Leonardo Vannotti, dopo la riconferma del suo consiglio di amministrazione da parte degli azionisti della Sulzer Keystone

Gli azionisti del gruppo, presenti all'assemblea generale di giocedì, hanno riconfermato in carica l'attuale consigli di amministrazione, presieduto da Leonardo Vannotti. La proposta del finanziere René Braginsky, di sostituire gli amministratori, è stata nettamente respinta. La InCentive non esclude ora di ritirare l'OPA sulla Sulzer.

Questo contenuto è stato pubblicato il 19 aprile 2001 - 16:50

Con quasi 913 mila voti contro 405 mila e 156 mila astensioni, gli azionisti hanno respinto la richiesta della InCentive di Brakinsky di licenziare tutto il consiglio di amministrazione. E questo nonostante le critiche espresse da Eberhard von Koerber, il presidente designato dalla InCentive, che ha accusato gli amministratori di lentezza nella realizzazione della strategia.

Von Koerber ha anche criticato l'insufficiente rendita del capitale, specificando che per accelerare il processo di rinnovamento bisognerebbe sostituire anche io consiglio di amministrazione.

Dal canto suo, il presidente Leonardo Vannotti ha spiegato che il consiglio di amministrazione non è più lo stesso che in passato, e che per garantire un passaggio ordinato alla nuova strategia deve contare anche sui quattro membri rimasti della passata formazione.
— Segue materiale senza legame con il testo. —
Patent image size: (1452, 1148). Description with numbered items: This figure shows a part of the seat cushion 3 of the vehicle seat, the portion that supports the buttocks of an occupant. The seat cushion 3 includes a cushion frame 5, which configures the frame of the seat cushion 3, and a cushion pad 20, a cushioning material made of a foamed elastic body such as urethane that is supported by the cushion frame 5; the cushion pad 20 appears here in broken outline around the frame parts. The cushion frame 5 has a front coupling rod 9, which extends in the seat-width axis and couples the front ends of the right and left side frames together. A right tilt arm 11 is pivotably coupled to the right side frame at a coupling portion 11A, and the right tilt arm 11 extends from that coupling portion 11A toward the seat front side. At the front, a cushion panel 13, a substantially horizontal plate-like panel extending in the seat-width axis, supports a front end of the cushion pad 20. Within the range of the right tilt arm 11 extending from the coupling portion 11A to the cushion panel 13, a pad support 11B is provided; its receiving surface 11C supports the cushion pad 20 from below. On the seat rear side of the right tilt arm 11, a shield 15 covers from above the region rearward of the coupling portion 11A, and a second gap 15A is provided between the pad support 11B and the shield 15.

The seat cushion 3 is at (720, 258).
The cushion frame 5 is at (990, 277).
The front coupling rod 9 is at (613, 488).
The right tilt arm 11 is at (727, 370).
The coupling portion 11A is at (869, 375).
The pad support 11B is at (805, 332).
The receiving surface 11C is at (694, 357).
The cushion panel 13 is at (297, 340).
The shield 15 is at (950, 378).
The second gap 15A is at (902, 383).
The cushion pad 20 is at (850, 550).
Una proposta che è stata sostenuta da parecchi votanti presenti in sala. In tal modo l'elezione dei nuovi membri, proposti da InCentive, non ha avuto luogo.
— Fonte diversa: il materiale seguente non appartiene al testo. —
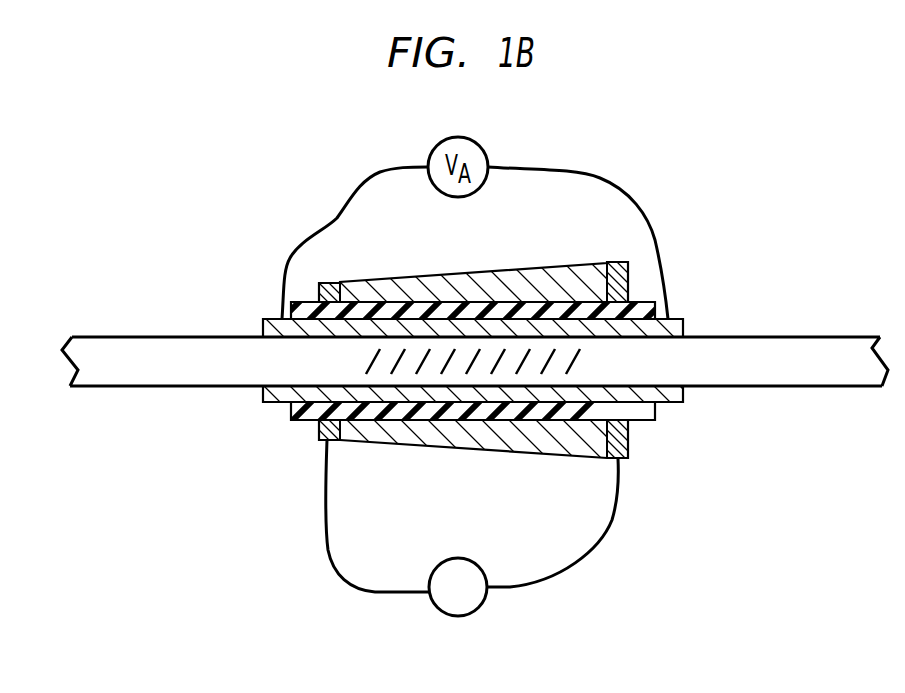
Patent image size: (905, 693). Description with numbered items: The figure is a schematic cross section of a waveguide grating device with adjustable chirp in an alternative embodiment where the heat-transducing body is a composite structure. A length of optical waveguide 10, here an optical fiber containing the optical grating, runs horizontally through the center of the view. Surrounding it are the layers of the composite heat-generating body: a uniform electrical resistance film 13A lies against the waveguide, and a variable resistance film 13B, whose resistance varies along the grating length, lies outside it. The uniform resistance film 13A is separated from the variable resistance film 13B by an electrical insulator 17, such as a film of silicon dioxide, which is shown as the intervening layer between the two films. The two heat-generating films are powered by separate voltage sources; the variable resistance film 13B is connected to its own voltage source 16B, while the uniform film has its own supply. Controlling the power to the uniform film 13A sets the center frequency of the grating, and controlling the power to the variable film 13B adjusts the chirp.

The optical waveguide 10 is at (152, 336).
The uniform electrical resistance film 13A is at (690, 321).
The variable resistance film 13B is at (385, 279).
The electrical insulator 17 is at (657, 421).
The voltage source 16B is at (490, 593).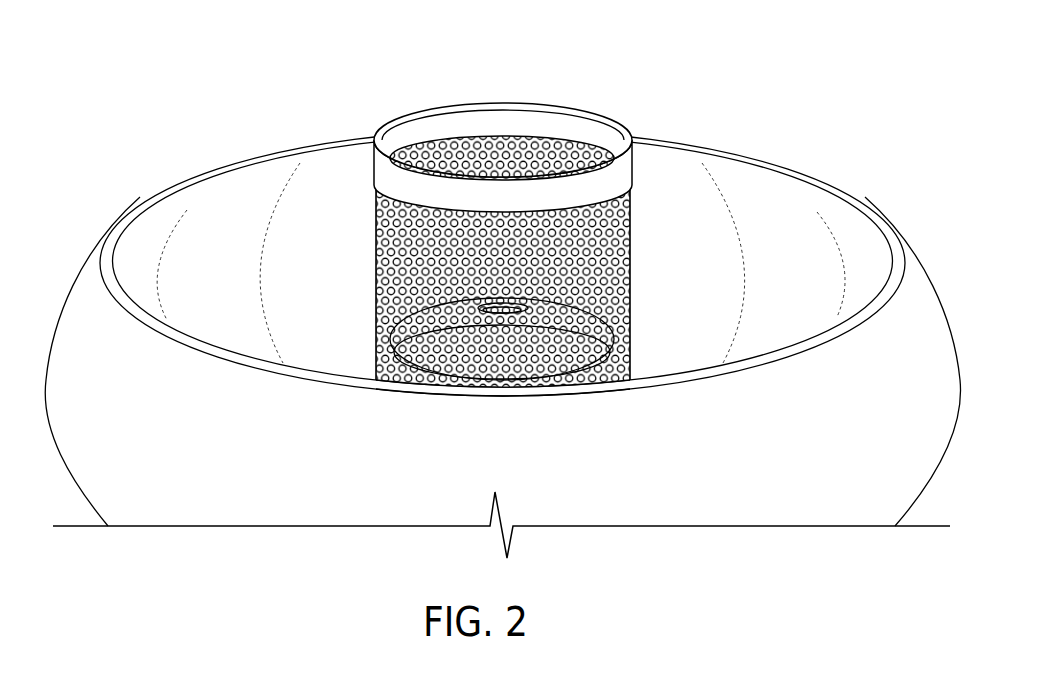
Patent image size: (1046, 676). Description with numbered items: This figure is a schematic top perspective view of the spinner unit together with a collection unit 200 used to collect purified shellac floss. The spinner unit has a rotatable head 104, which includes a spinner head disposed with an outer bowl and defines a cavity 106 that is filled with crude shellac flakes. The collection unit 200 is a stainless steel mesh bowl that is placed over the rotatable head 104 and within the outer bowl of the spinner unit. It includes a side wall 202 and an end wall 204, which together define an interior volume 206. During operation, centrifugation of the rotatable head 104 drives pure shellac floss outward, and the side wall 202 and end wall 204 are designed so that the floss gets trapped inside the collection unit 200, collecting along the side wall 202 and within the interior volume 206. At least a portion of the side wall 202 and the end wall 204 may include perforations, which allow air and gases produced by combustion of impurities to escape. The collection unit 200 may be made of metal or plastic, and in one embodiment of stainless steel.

The rotatable head 104 is at (802, 175).
The cavity 106 is at (208, 211).
The collection unit 200 is at (536, 210).
The side wall 202 is at (372, 210).
The end wall 204 is at (487, 145).
The interior volume 206 is at (575, 310).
In precedenza, gli azionisti avevano approvato lo scorporo di Sulzer Medica dal gruppo. Su proposta del consiglio di amministrazione, gli azionisti hanno approvato lo spin-off della filiale, finora controllata al 74 per cento dalla Casa madre. La decisione era comunque scontata, poiché anche la finanziaria zughese InCentive di René Bragunsky era favorevole all'operazione.

Dopo il voto degli azionisti di Sulzer ed il rigetto delle sue proposte, la finanziaria zughese InCentive Capital non esclude il ritiro della sua Offerta pubblica di acquisto (Opa) lanciata sul gruppo tecnologico zurighese.
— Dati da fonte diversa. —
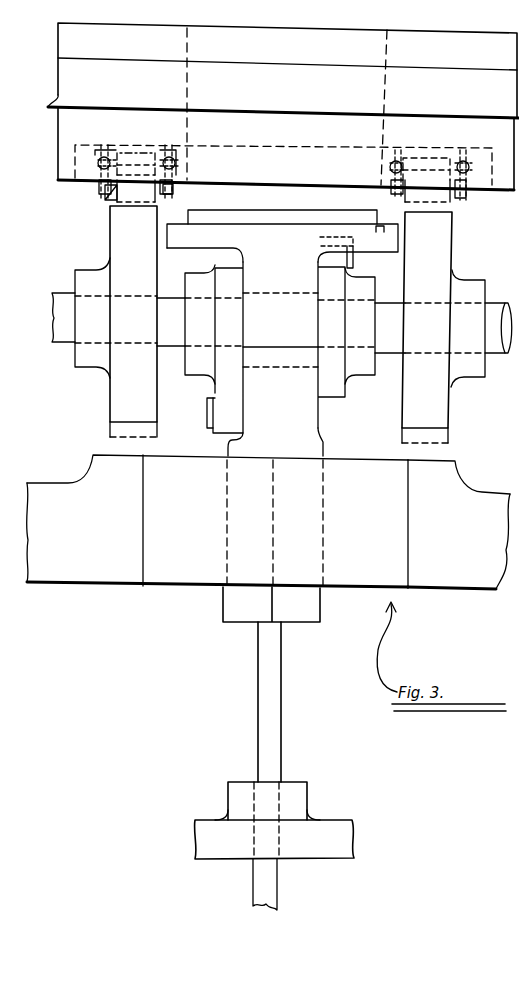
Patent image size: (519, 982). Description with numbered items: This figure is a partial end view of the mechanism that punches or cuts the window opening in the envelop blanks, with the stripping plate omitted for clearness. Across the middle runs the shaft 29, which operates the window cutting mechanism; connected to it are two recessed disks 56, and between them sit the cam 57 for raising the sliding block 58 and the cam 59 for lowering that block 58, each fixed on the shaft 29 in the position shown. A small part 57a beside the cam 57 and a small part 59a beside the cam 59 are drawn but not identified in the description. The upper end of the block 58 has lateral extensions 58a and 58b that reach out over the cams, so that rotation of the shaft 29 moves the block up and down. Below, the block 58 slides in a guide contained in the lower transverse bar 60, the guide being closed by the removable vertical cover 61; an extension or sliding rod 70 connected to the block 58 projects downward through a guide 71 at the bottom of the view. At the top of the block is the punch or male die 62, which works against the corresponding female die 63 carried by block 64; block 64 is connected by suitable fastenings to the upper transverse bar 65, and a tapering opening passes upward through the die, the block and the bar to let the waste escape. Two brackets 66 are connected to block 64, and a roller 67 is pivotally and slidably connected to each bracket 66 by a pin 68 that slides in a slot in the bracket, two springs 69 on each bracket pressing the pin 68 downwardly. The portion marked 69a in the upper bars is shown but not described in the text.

The shaft 29 is at (282, 330).
The recessed disks 56 is at (280, 324).
The cam 57 is at (346, 345).
The key 57a is at (322, 244).
The sliding block 58 is at (272, 428).
The lateral extension 58a is at (282, 243).
The lateral extension 58b is at (381, 231).
The cam 59 is at (214, 347).
The cap 59a is at (237, 407).
The lower transverse bar 60 is at (459, 524).
The removable vertical cover 61 is at (217, 521).
The punch 62 is at (268, 222).
The female die 63 is at (405, 168).
The block 64 is at (286, 148).
The upper transverse bar 65 is at (283, 70).
The brackets 66 is at (140, 150).
The roller 67 is at (136, 177).
The pin 68 is at (174, 189).
The springs 69 is at (100, 158).
The section lines 69a is at (287, 106).
The sliding rod 70 is at (273, 690).
The guide 71 is at (274, 846).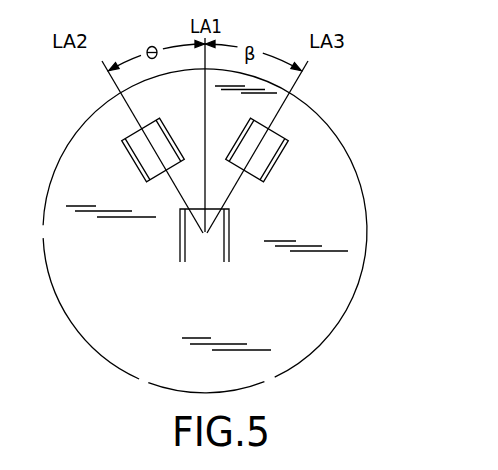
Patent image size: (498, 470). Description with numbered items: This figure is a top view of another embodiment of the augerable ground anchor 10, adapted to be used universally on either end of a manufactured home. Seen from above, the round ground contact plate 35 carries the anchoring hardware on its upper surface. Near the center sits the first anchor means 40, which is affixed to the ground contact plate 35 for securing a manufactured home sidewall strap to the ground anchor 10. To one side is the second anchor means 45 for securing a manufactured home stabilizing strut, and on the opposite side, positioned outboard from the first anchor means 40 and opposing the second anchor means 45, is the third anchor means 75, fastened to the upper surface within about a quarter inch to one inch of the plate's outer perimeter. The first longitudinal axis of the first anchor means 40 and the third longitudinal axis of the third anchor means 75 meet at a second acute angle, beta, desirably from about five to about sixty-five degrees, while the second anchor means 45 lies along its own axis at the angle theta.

The augerable ground anchor 10 is at (461, 466).
The ground contact plate 35 is at (178, 317).
The first anchor means 40 is at (180, 243).
The second anchor means 45 is at (137, 167).
The third anchor means 75 is at (278, 156).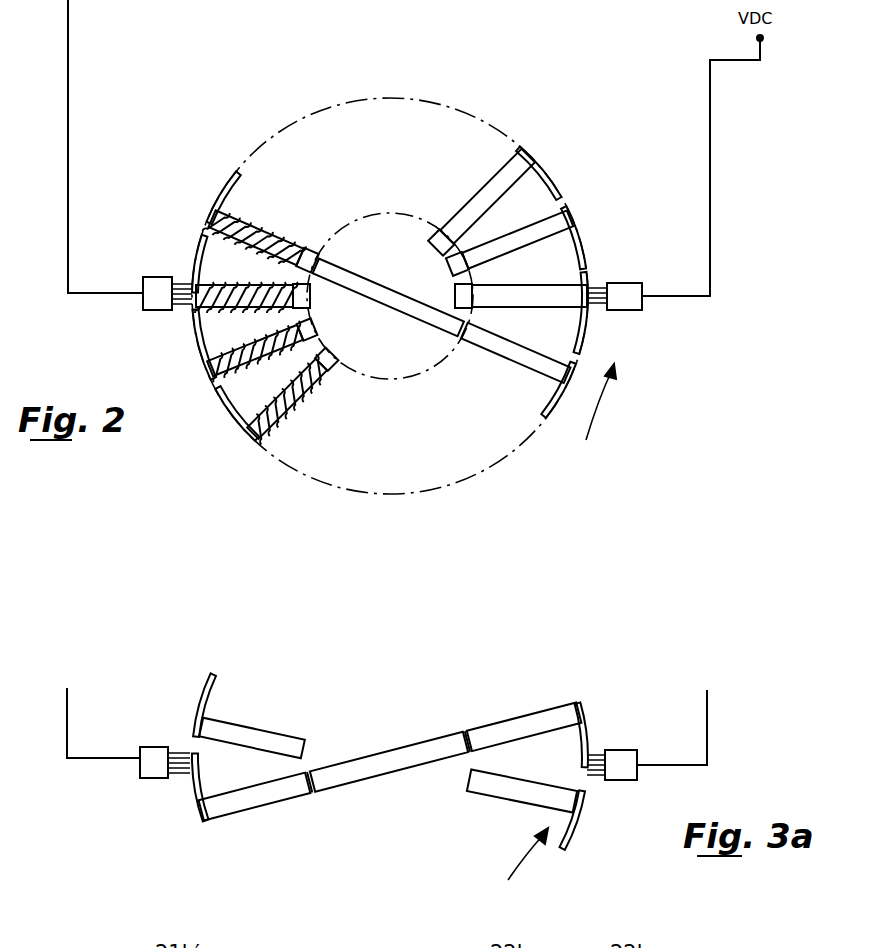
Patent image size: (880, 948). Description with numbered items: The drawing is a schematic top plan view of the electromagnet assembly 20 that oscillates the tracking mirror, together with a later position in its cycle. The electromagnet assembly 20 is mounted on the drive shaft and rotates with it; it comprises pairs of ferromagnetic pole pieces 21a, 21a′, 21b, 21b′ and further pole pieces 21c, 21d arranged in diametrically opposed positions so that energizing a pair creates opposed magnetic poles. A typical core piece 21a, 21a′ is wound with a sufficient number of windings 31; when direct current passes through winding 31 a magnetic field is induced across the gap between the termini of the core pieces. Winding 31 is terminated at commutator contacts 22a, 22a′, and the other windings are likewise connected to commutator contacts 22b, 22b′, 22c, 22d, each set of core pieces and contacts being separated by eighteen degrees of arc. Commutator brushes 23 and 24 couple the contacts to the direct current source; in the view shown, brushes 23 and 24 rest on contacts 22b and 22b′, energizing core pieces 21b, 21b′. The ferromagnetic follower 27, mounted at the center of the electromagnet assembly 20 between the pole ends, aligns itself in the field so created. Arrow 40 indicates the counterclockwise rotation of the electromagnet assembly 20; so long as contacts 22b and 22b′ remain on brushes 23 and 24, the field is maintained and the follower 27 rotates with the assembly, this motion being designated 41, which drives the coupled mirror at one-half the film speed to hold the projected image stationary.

InCentive deciderà al massimo entro una settimana ma la società di René Braginsky è già chiaramente delusa: gli azionisti hanno negato a Sulzer una possibilità di rinnovamento, affermano i responsabili di InCentive.

In un comunicato diffuso a conclusione dell'assemblea generale, la società di partecipazioni zughese deplora la mancata elezione dei suoi rappresentanti nel Consiglio di amministrazione ed il rifiuto degli azionisti di abolire le attuali restrizioni del diritto di voto, due condizioni importanti poste da InCentive.